At age 87, this resident of Herron continues to weave highly-prized rugs on an old-time loom and sew colorful quilts on an antique treadle sewing machine. In between those two activities, she also makes doll clothes, creates crafts for her church bazaar, raises chickens and gathers eggs, pampers her house plants, bakes goodies to share, tends a vegetable garden and cans produce.
"She's always figuring out what she can do next. Her mind is always working," said Emma's younger sister, Helen Hemmingson, who lives nearby.
News Photos by Diane Speer
Emma Krentz holds up two of the many rugs she weaves on an old loom she has been using for the past 50 years. The durable rugs are made from cotton fabric that she works into strips for weaving. She bought the loom from a friend for $100, then made and sold rugs to pay the purchase fee.
Emma still resides on the same farm and in the same house she shared for many years with her now deceased husband, Adolph. The cozy brick home was constructed in 1962 by her husband and his cousin.
Emma's loom, which she has used for the past 50 years, is kept in the basement. A self-taught weaver, she spends about three months each year making lengths of cloth for her rugs. She is able to weave about 150 yards in a six-week period.
"I use all good cotton material nothing that is junk," said Emma. "It's good exercise. If I go down and work 20 minutes in the basement, I can make a yard of rug, and then I've got my exercise for the day."
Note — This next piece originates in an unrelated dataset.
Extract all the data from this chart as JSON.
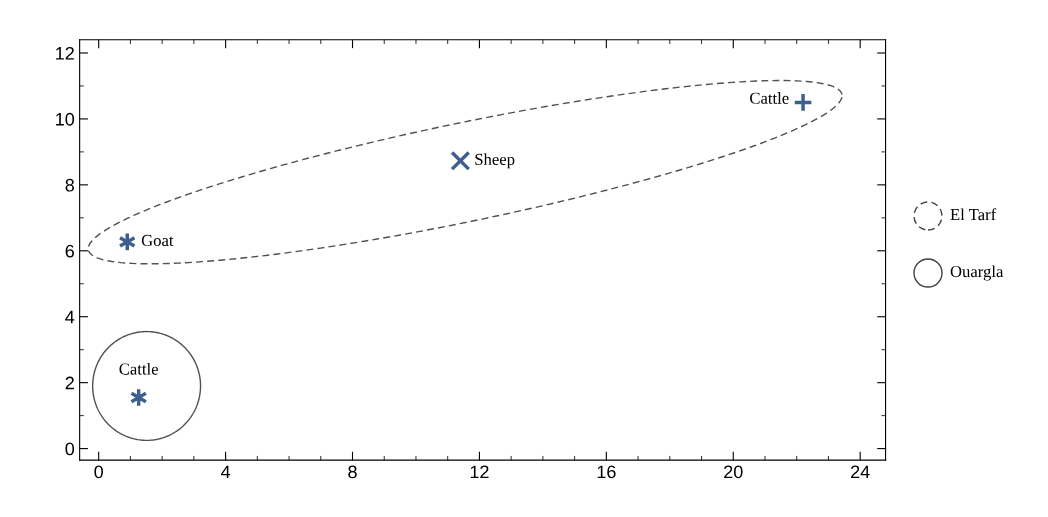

During the remainder of the year, she prepares cloth for weaving, often working with hand-me-down clothing items such overalls that she disassembles and works into weavable strips of fabric. Determining the color combinations for her rugs is a key component of the process, she said.
In the early days, Emma's rugs provided supplemental income for the family. She has made many for friends and relatives, and is happy to know they are gaining in popularity again with the current trend of using hardwood floors in homes. As a testament to their durability, some of the rugs in her own home are ones she made many years ago and that still appear in topnotch condition.
Emma also has made many quilts for others, using such familiar patterns as shoo-fly, lover's knot and bow tie.
"I've been making them for 25 years," she said. "I've given lots away for wedding presents. Last summer I gave away three as wedding presents."
The treadle machine she uses to stitch up quilt squares was purchased at a garage sale for $5. Her husband's cousin made her a new cabinet for the machine and she's been using it ever since.
Emma also does embroidery and crochets. In July, she made pin cushions and hats out of plastic jugs for a bazaar at her church, St. Paul Lutheran Church in Herron.
"I've gone there all my life," Emma said. "We were born into that church. Our parents belonged there."
When her husband was alive, they raised dairy cows and grew hay, straw and corn. She also raised chickens, a practice she continues today, though this year has proven challenging since a weasel got in her hen house and killed nearly 20 of her 30 chickens. Emma is happy to report, however, that a neighbor's cat ultimately put an end to the weasel.
Last year was a bumper crop for apples, so she made lots of pies, although she also is known for her applesauce.
"I did apple pies because there were so many apples," Emma said. "Everyone got apple pies till they were coming out of their ears."
Emma's two children, Myra Boboltz and Raymond Krentz, keep an eye on her these days. She has six grandchildren (all boys), plus five great-grandsons and two great-granddaughters. Her sister's son, Todd, currently farms her land.
Emma doesn't see herself slowing down anytime soon. Just last week she decided to wash the outfits on several dolls she displays in a small crib. The clothing didn't hold up well to the washing, so she immediately set about making new outfits for the dolls, which include her own doll from childhood, her daughter's doll and a great-granddaughter's doll.
Occasionally she finds time to sit in a chair and gaze out the window overlooking her yard and neighboring farmland, but mostly she remains an inspiration to all those who know of her homemaking diligence and skills.